In 1871, he re-built his large steam-powered sawmill on the Ottawa River at Kitchissippi Lookout; a community sprang up around it known as Skead's Mills which later became the Westboro neighborhood of Ottawa. Among extensive business interests he helped promote the Upper Ottawa Steamboat Company, later becoming its president. The honourable senator James Skead was also an investor in several railway companies as well as vice-president of the Canada Central Railway and the Montreal and City of Ottawa Junction Railway. On his farms, he raised Ayrshire and Durham cattle.

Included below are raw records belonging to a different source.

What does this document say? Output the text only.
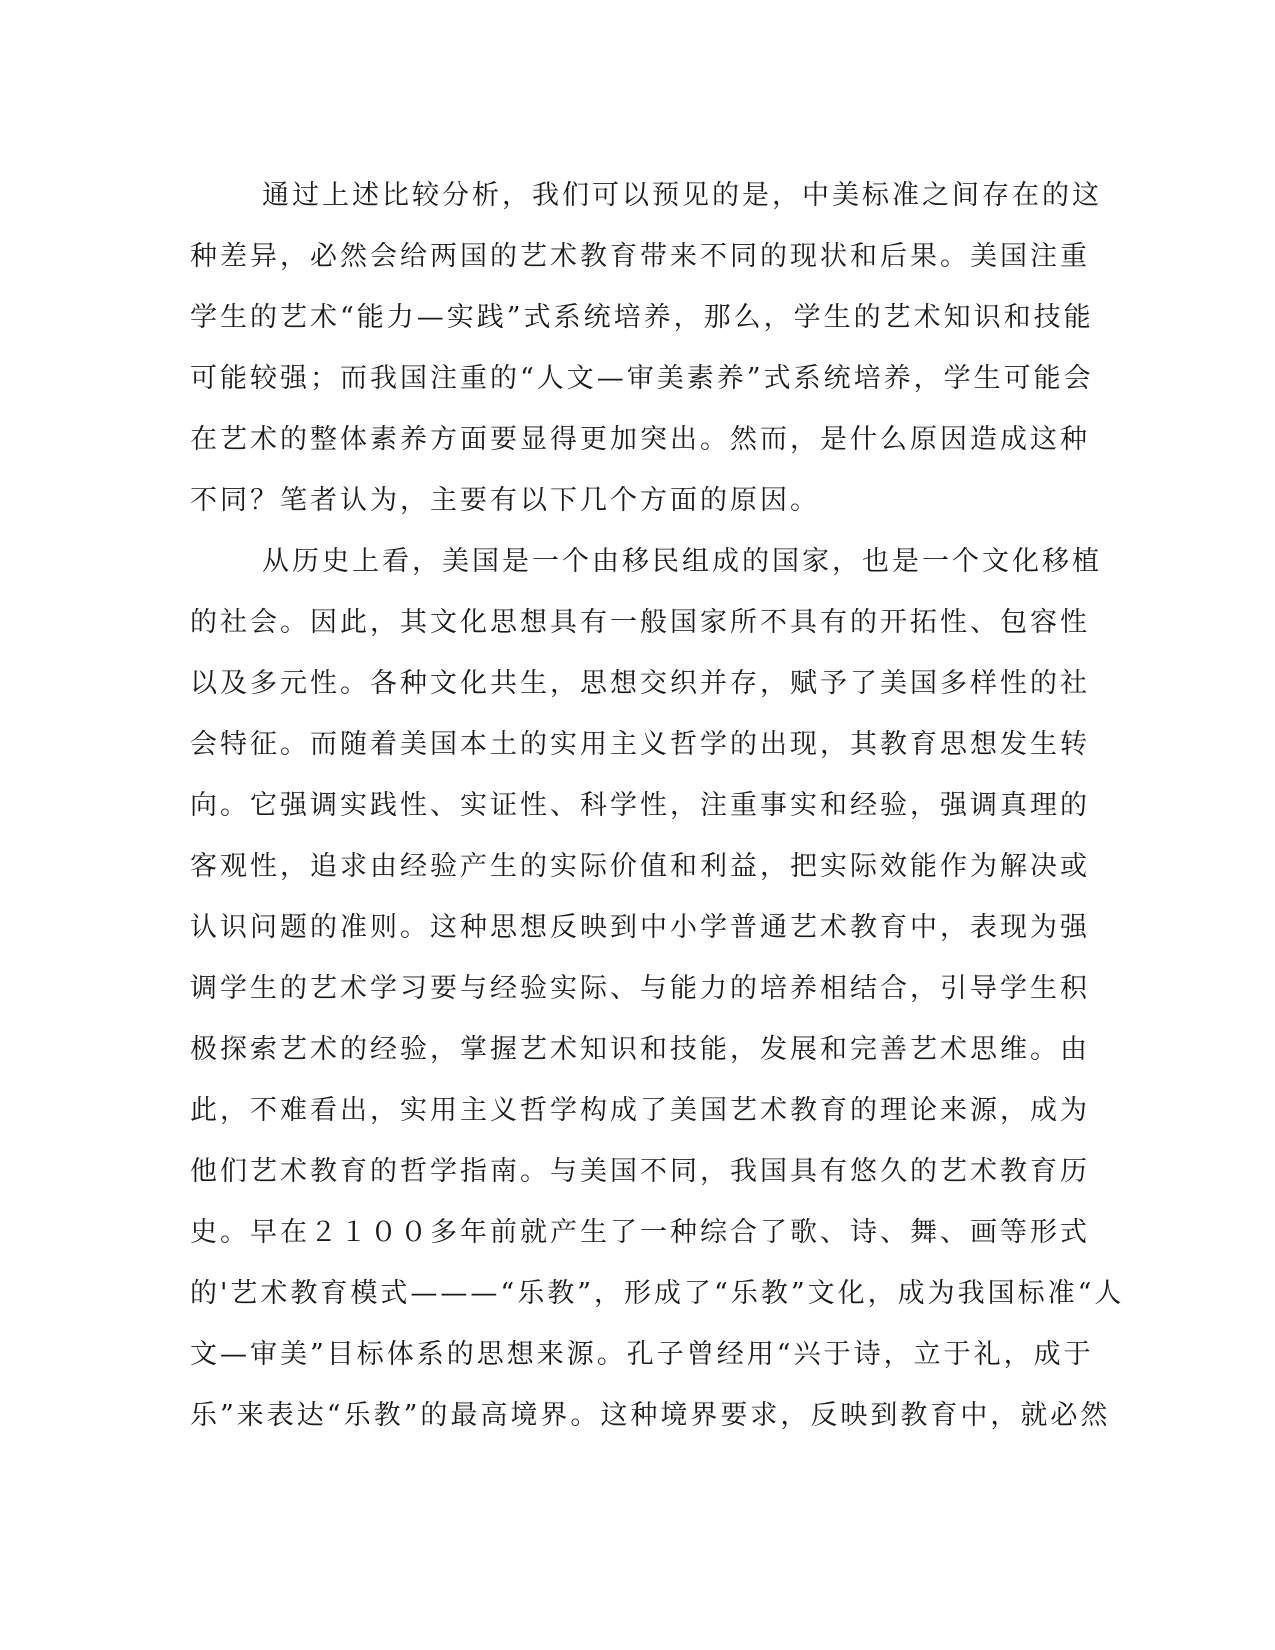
通过上述比较分析，我们可以预见的是，中美标准之间存在的这
种差异，必然会给两国的艺术教育带来不同的现状和后果。美国注重
学生的艺术“能力—实践”式系统培养，那么，学生的艺术知识和技能
可能较强；而我国注重的“人文—审美素养”式系统培养，学生可能会
在艺术的整体素养方面要显得更加突出。然而，是什么原因造成这种
不同？笔者认为，主要有以下几个方面的原因。
从历史上看，美国是一个由移民组成的国家，也是一个文化移植
的社会。因此，其文化思想具有一般国家所不具有的开拓性、包容性
以及多元性。各种文化共生，思想交织并存，赋予了美国多样性的社
会特征。而随着美国本土的实用主义哲学的出现，其教育思想发生转
向。它强调实践性、实证性、科学性，注重事实和经验，强调真理的
客观性，追求由经验产生的实际价值和利益，把实际效能作为解决或
认识问题的准则。这种思想反映到中小学普通艺术教育中，表现为强
调学生的艺术学习要与经验实际、与能力的培养相结合，引导学生积
极探索艺术的经验，掌握艺术知识和技能，发展和完善艺术思维。由
此，不难看出，实用主义哲学构成了美国艺术教育的理论来源，成为
他们艺术教育的哲学指南。与美国不同，我国具有悠久的艺术教育历
史。早在２１００多年前就产生了一种综合了歌、诗、舞、画等形式
的'艺术教育模式———“乐教”，形成了“乐教”文化，成为我国标准“人
文—审美”目标体系的思想来源。孔子曾经用“兴于诗，立于礼，成于
乐”来表达“乐教”的最高境界。这种境界要求，反映到教育中，就必然
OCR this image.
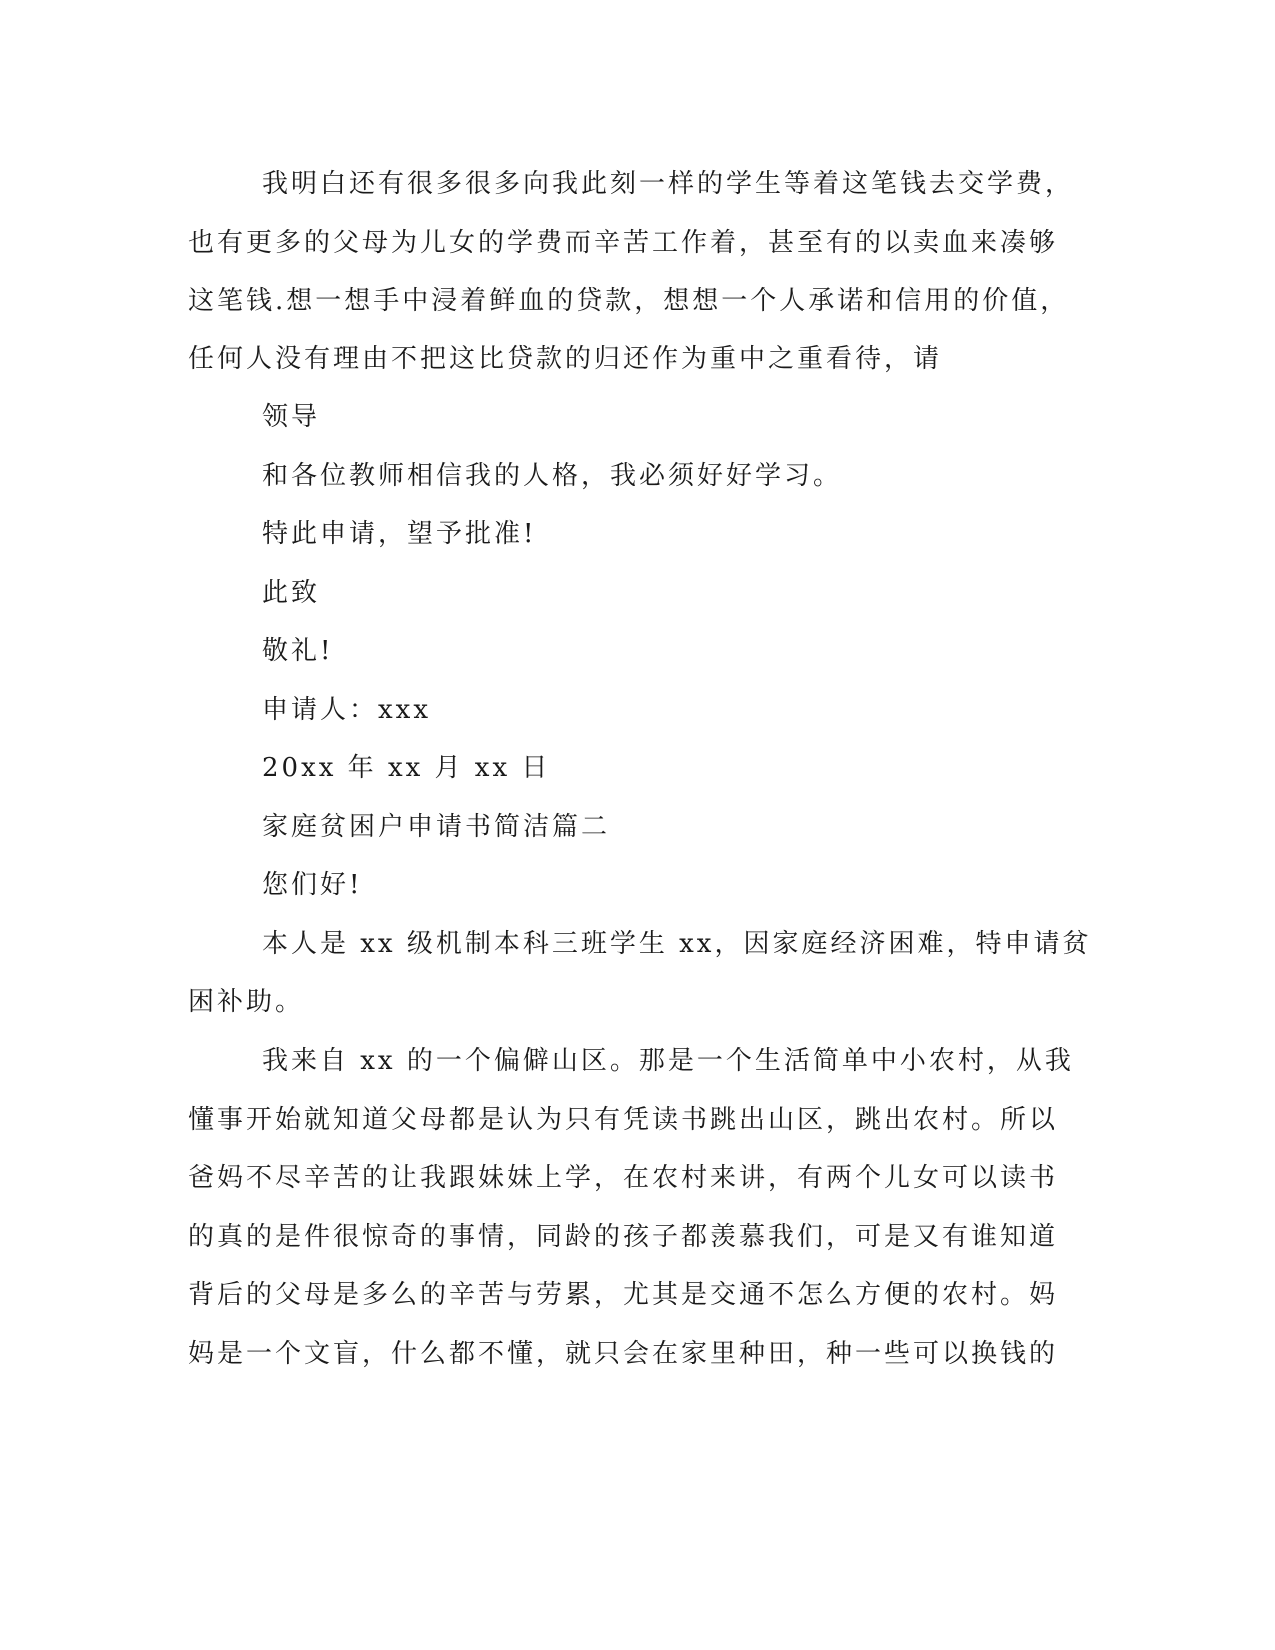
我明白还有很多很多向我此刻一样的学生等着这笔钱去交学费，
也有更多的父母为儿女的学费而辛苦工作着，甚至有的以卖血来凑够
这笔钱.想一想手中浸着鲜血的贷款，想想一个人承诺和信用的价值，
任何人没有理由不把这比贷款的归还作为重中之重看待，请
领导
和各位教师相信我的人格，我必须好好学习。
特此申请，望予批准!
此致
敬礼!
申请人：xxx
20xx 年 xx 月 xx 日
家庭贫困户申请书简洁篇二
您们好!
本人是 xx 级机制本科三班学生 xx，因家庭经济困难，特申请贫
困补助。
我来自 xx 的一个偏僻山区。那是一个生活简单中小农村，从我
懂事开始就知道父母都是认为只有凭读书跳出山区，跳出农村。所以
爸妈不尽辛苦的让我跟妹妹上学，在农村来讲，有两个儿女可以读书
的真的是件很惊奇的事情，同龄的孩子都羡慕我们，可是又有谁知道
背后的父母是多么的辛苦与劳累，尤其是交通不怎么方便的农村。妈
妈是一个文盲，什么都不懂，就只会在家里种田，种一些可以换钱的
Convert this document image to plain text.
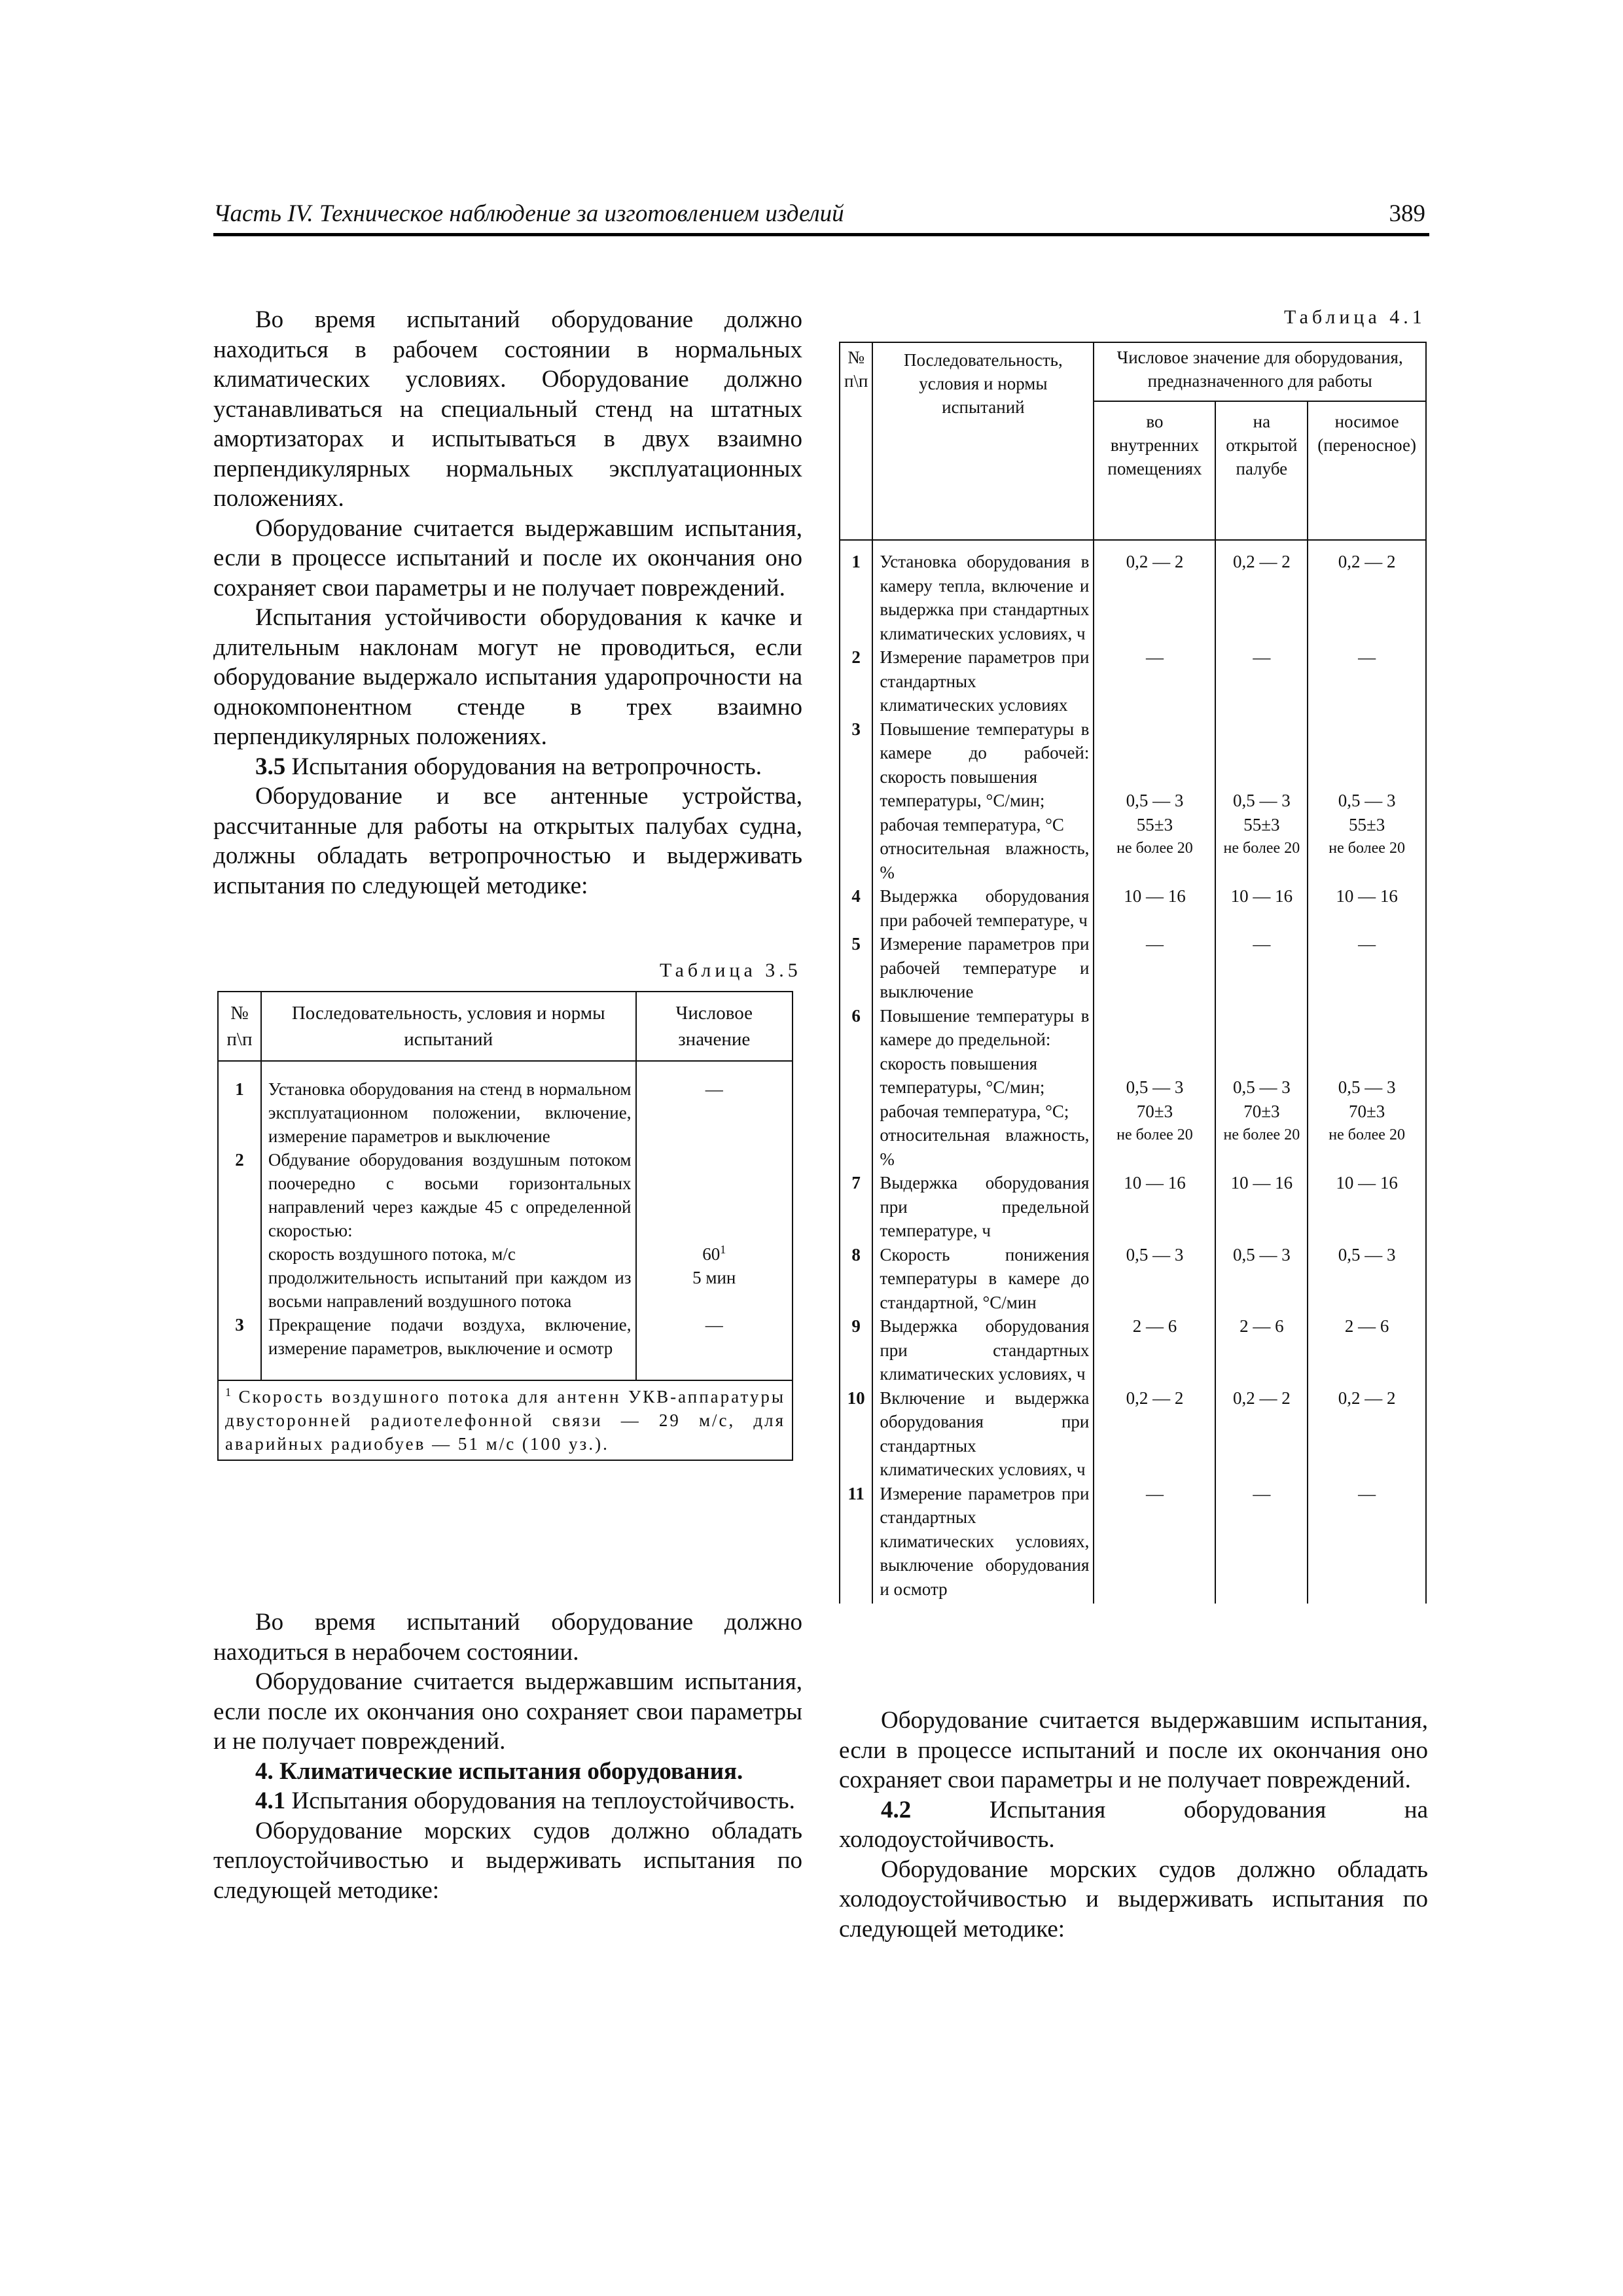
Часть IV. Техническое наблюдение за изготовлением изделий	389

Во время испытаний оборудование должно находиться в рабочем состоянии в нормальных климатических условиях. Оборудование должно устанавливаться на специальный стенд на штатных амортизаторах и испытываться в двух взаимно перпендикулярных нормальных эксплуатационных положениях.

Оборудование считается выдержавшим испытания, если в процессе испытаний и после их окончания оно сохраняет свои параметры и не получает повреждений.

Испытания устойчивости оборудования к качке и длительным наклонам могут не проводиться, если оборудование выдержало испытания ударопрочности на однокомпонентном стенде в трех взаимно перпендикулярных положениях.

3.5 Испытания оборудования на ветропрочность.

Оборудование и все антенные устройства, рассчитанные для работы на открытых палубах судна, должны обладать ветропрочностью и выдерживать испытания по следующей методике:

Таблица 3.5
№ п\п	Последовательность, условия и нормы испытаний	Числовое значение
1	Установка оборудования на стенд в нормальном эксплуатационном положении, включение, измерение параметров и выключение	—
2	Обдувание оборудования воздушным потоком поочередно с восьми горизонтальных направлений через каждые 45 с определенной скоростью:	
	скорость воздушного потока, м/с	$60^1$
	продолжительность испытаний при каждом из восьми направлений воздушного потока	5 мин
3	Прекращение подачи воздуха, включение, измерение параметров, выключение и осмотр	—
$^1$ Скорость воздушного потока для антенн УКВ-аппаратуры двусторонней радиотелефонной связи — 29 м/с, для аварийных радиобуев — 51 м/с (100 уз.).		

Во время испытаний оборудование должно находиться в нерабочем состоянии.

Оборудование считается выдержавшим испытания, если после их окончания оно сохраняет свои параметры и не получает повреждений.

4. Климатические испытания оборудования.

4.1 Испытания оборудования на теплоустойчивость.

Оборудование морских судов должно обладать теплоустойчивостью и выдерживать испытания по следующей методике:

Таблица 4.1
№ п\п	Последовательность, условия и нормы испытаний	Числовое значение для оборудования, предназначенного для работы		
		во внутренних помещениях	на открытой палубе	носимое (переносное)
1	Установка оборудования в камеру тепла, включение и выдержка при стандартных климатических условиях, ч	0,2 — 2	0,2 — 2	0,2 — 2
2	Измерение параметров при стандартных климатических условиях	—	—	—
3	Повышение температуры в камере до рабочей: скорость повышения			
	температуры, °С/мин;	0,5 — 3	0,5 — 3	0,5 — 3
	рабочая температура, °С	55±3	55±3	55±3
	относительная влажность, %	не более 20	не более 20	не более 20
4	Выдержка оборудования при рабочей температуре, ч	10 — 16	10 — 16	10 — 16
5	Измерение параметров при рабочей температуре и выключение	—	—	—
6	Повышение температуры в камере до предельной:			
	скорость повышения			
	температуры, °С/мин;	0,5 — 3	0,5 — 3	0,5 — 3
	рабочая температура, °С;	70±3	70±3	70±3
	относительная влажность, %	не более 20	не более 20	не более 20
7	Выдержка оборудования при предельной температуре, ч	10 — 16	10 — 16	10 — 16
8	Скорость понижения температуры в камере до стандартной, °С/мин	0,5 — 3	0,5 — 3	0,5 — 3
9	Выдержка оборудования при стандартных климатических условиях, ч	2 — 6	2 — 6	2 — 6
10	Включение и выдержка оборудования при стандартных климатических условиях, ч	0,2 — 2	0,2 — 2	0,2 — 2
11	Измерение параметров при стандартных климатических условиях, выключение оборудования и осмотр	—	—	—

Оборудование считается выдержавшим испытания, если в процессе испытаний и после их окончания оно сохраняет свои параметры и не получает повреждений.

4.2 Испытания оборудования на холодоустойчивость.

Оборудование морских судов должно обладать холодоустойчивостью и выдерживать испытания по следующей методике:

Skead was president of the Ottawa Agricultural Insurance Company and the Ontario Fruit Growers' Association. He was also a member and later president of the Ottawa Board of Trade and the Dominion Board of Trade. He was president of the Ottawa Liberal-Conservative Association, of the Liberal-Conservative convention that met in Toronto 23 September 1874, and of the Agricultural and Arts Association of Ontario.

Skead resigned from the Senate in January 1881 because he was suffering financial difficulties at the time; he was called again to the Senate later that same year and served until his death in Ottawa in 1884. He had suffered damage to his lungs when he fell from his carriage in 1882; this eventually led to his death two years later.

==Legacy==
The community of Skead in Greater Sudbury was named for James Skead. The community was established by lumber baron W. J. Bell, who was married to Skead's daughter Katherine.

In memory of Skead, there is a street located off the Ottawa river parkway in Westboro.

In the Township of Madawaska Valley, near Barry's Bay, Ontario, Skead Road is named after James Skead, although it was mistakenly titled Skeeds Road in the past. During his life, Skead owned a timber-cutting business nearby.